A history of violence against Indigenous peoples is a formidable legacy. One of the most disturbing examples is the Sand Creek Massacre of 1864, when US troops murdered approximately 230 Cheyenne and Arapaho people (many were women and children). Williams discovered that the Evans Proclamations had laid the groundwork for that atrocity, following what had been the forcible relocation of Native peoples to reserves like Sand Creek.

Today PSL works with tribal communities to make this history more accessible after generations of silence have obscured our understanding of Sand Creek and similar tragedies. This is urgent work: Williams maintains that despite a 1998 state law requiring that all high school students learn about Colorado’s tribal histories, most students don’t.

To bridge that gap, PSL has developed a curriculum spanning the third grade through middle school, one carefully aligned with state education standards. In times characterized by a backlash against diversity and inclusion initiatives, Williams believes that such initiatives are more vital than ever.


The Impact of the Truth, Restoration and Education Report

PSL’s work goes well beyond Colorado classrooms. In 2024, after two years of collaborative research with the state, PSL released the final installment in a series of “Truth, Restoration, and Education” reports, The Legal and Political History of Colorado Tribes, which details the enduring impact of colonization and genocide on the state’s Indigenous nations. More than a record of harm, the report is a roadmap for justice and restoration, outlining pathways for co-management of public lands, increased tribal presence in decision-making, and the return of stolen lands to their rightful owners.

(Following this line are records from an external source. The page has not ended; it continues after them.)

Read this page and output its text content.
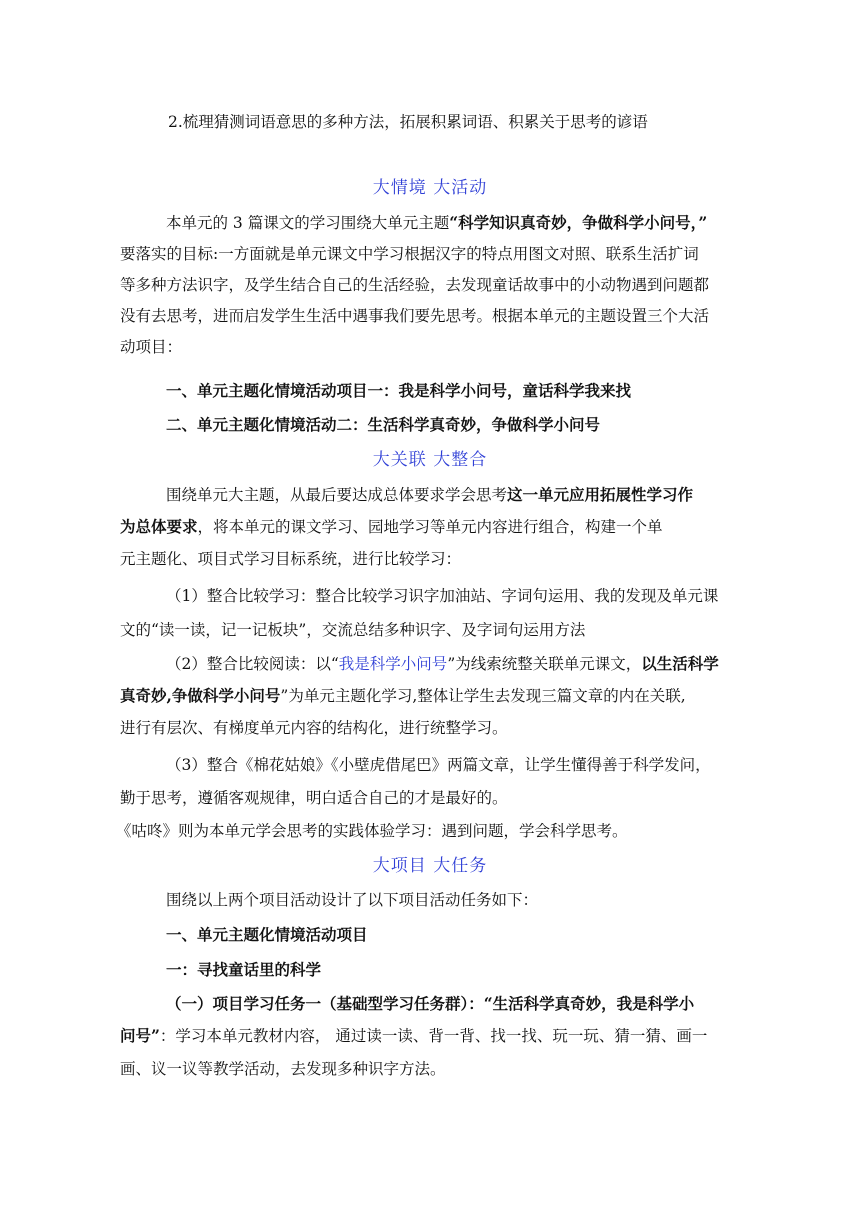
2.梳理猜测词语意思的多种方法，拓展积累词语、积累关于思考的谚语
大情境 大活动
本单元的 3 篇课文的学习围绕大单元主题“科学知识真奇妙，争做科学小问号，”
要落实的目标:一方面就是单元课文中学习根据汉字的特点用图文对照、联系生活扩词
等多种方法识字，及学生结合自己的生活经验，去发现童话故事中的小动物遇到问题都
没有去思考，进而启发学生生活中遇事我们要先思考。根据本单元的主题设置三个大活
动项目：
一、单元主题化情境活动项目一：我是科学小问号，童话科学我来找
二、单元主题化情境活动二：生活科学真奇妙，争做科学小问号
大关联 大整合
围绕单元大主题，从最后要达成总体要求学会思考这一单元应用拓展性学习作
为总体要求，将本单元的课文学习、园地学习等单元内容进行组合，构建一个单
元主题化、项目式学习目标系统，进行比较学习：
（1）整合比较学习：整合比较学习识字加油站、字词句运用、我的发现及单元课
文的“读一读，记一记板块”，交流总结多种识字、及字词句运用方法
（2）整合比较阅读：以“我是科学小问号”为线索统整关联单元课文，以生活科学
真奇妙,争做科学小问号”为单元主题化学习,整体让学生去发现三篇文章的内在关联,
进行有层次、有梯度单元内容的结构化，进行统整学习。
（3）整合《棉花姑娘》《小壁虎借尾巴》两篇文章，让学生懂得善于科学发问，
勤于思考，遵循客观规律，明白适合自己的才是最好的。
《咕咚》则为本单元学会思考的实践体验学习：遇到问题，学会科学思考。
大项目 大任务
围绕以上两个项目活动设计了以下项目活动任务如下：
一、单元主题化情境活动项目
一：寻找童话里的科学
（一）项目学习任务一（基础型学习任务群）：“生活科学真奇妙，我是科学小
问号”：学习本单元教材内容， 通过读一读、背一背、找一找、玩一玩、猜一猜、画一
画、议一议等教学活动，去发现多种识字方法。
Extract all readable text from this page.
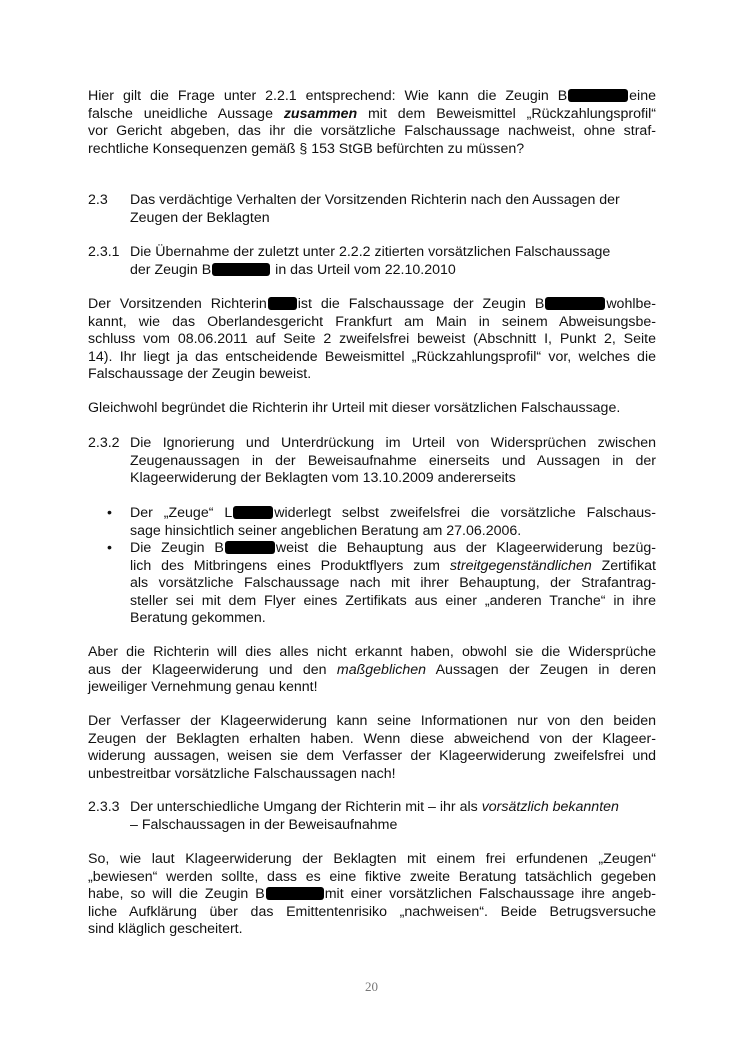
Hier gilt die Frage unter 2.2.1 entsprechend: Wie kann die Zeugin B	eine
falsche uneidliche Aussage zusammen mit dem Beweismittel „Rückzahlungsprofil“
vor Gericht abgeben, das ihr die vorsätzliche Falschaussage nachweist, ohne straf-
rechtliche Konsequenzen gemäß § 153 StGB befürchten zu müssen?

2.3 Das verdächtige Verhalten der Vorsitzenden Richterin nach den Aussagen der
Zeugen der Beklagten

2.3.1 Die Übernahme der zuletzt unter 2.2.2 zitierten vorsätzlichen Falschaussage
der Zeugin B	in das Urteil vom 22.10.2010

Der Vorsitzenden Richterin ist die Falschaussage der Zeugin B	wohlbe-
kannt, wie das Oberlandesgericht Frankfurt am Main in seinem Abweisungsbe-
schluss vom 08.06.2011 auf Seite 2 zweifelsfrei beweist (Abschnitt I, Punkt 2, Seite
14). Ihr liegt ja das entscheidende Beweismittel „Rückzahlungsprofil“ vor, welches die
Falschaussage der Zeugin beweist.

Gleichwohl begründet die Richterin ihr Urteil mit dieser vorsätzlichen Falschaussage.

2.3.2 Die Ignorierung und Unterdrückung im Urteil von Widersprüchen zwischen
Zeugenaussagen in der Beweisaufnahme einerseits und Aussagen in der
Klageerwiderung der Beklagten vom 13.10.2009 andererseits

• Der „Zeuge“ L	widerlegt selbst zweifelsfrei die vorsätzliche Falschaus-
sage hinsichtlich seiner angeblichen Beratung am 27.06.2006.

• Die Zeugin B	weist die Behauptung aus der Klageerwiderung bezüg-
lich des Mitbringens eines Produktflyers zum streitgegenständlichen Zertifikat
als vorsätzliche Falschaussage nach mit ihrer Behauptung, der Strafantrag-
steller sei mit dem Flyer eines Zertifikats aus einer „anderen Tranche“ in ihre
Beratung gekommen.

Aber die Richterin will dies alles nicht erkannt haben, obwohl sie die Widersprüche
aus der Klageerwiderung und den maßgeblichen Aussagen der Zeugen in deren
jeweiliger Vernehmung genau kennt!

Der Verfasser der Klageerwiderung kann seine Informationen nur von den beiden
Zeugen der Beklagten erhalten haben. Wenn diese abweichend von der Klageer-
widerung aussagen, weisen sie dem Verfasser der Klageerwiderung zweifelsfrei und
unbestreitbar vorsätzliche Falschaussagen nach!

2.3.3 Der unterschiedliche Umgang der Richterin mit – ihr als vorsätzlich bekannten
– Falschaussagen in der Beweisaufnahme

So, wie laut Klageerwiderung der Beklagten mit einem frei erfundenen „Zeugen“
„bewiesen“ werden sollte, dass es eine fiktive zweite Beratung tatsächlich gegeben
habe, so will die Zeugin B	mit einer vorsätzlichen Falschaussage ihre angeb-
liche Aufklärung über das Emittentenrisiko „nachweisen“. Beide Betrugsversuche
sind kläglich gescheitert.

20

The seeds of that rebuilding are already visible. Just last year, the City of Denver renamed a municipal recreation center after tribal activist Amache Prowers, a Sand Creek massacre survivor. The state legislature also passed the Protect Wild Bison bill, recognizing buffalo managed by tribes as protected wildlife.

Williams points out that a new “Vibrant Denver” bond proposal was approved by Colorado voters in November 2025, which calls for the allocation of $950 million for public projects—including a $20 million investment to create a cultural center and embassy for tribal nations.

“The cultural center will help us create a physical foothold in Denver,” Williams says, “where we can maintain offices, host events, and begin to exert our treaty rights more directly.”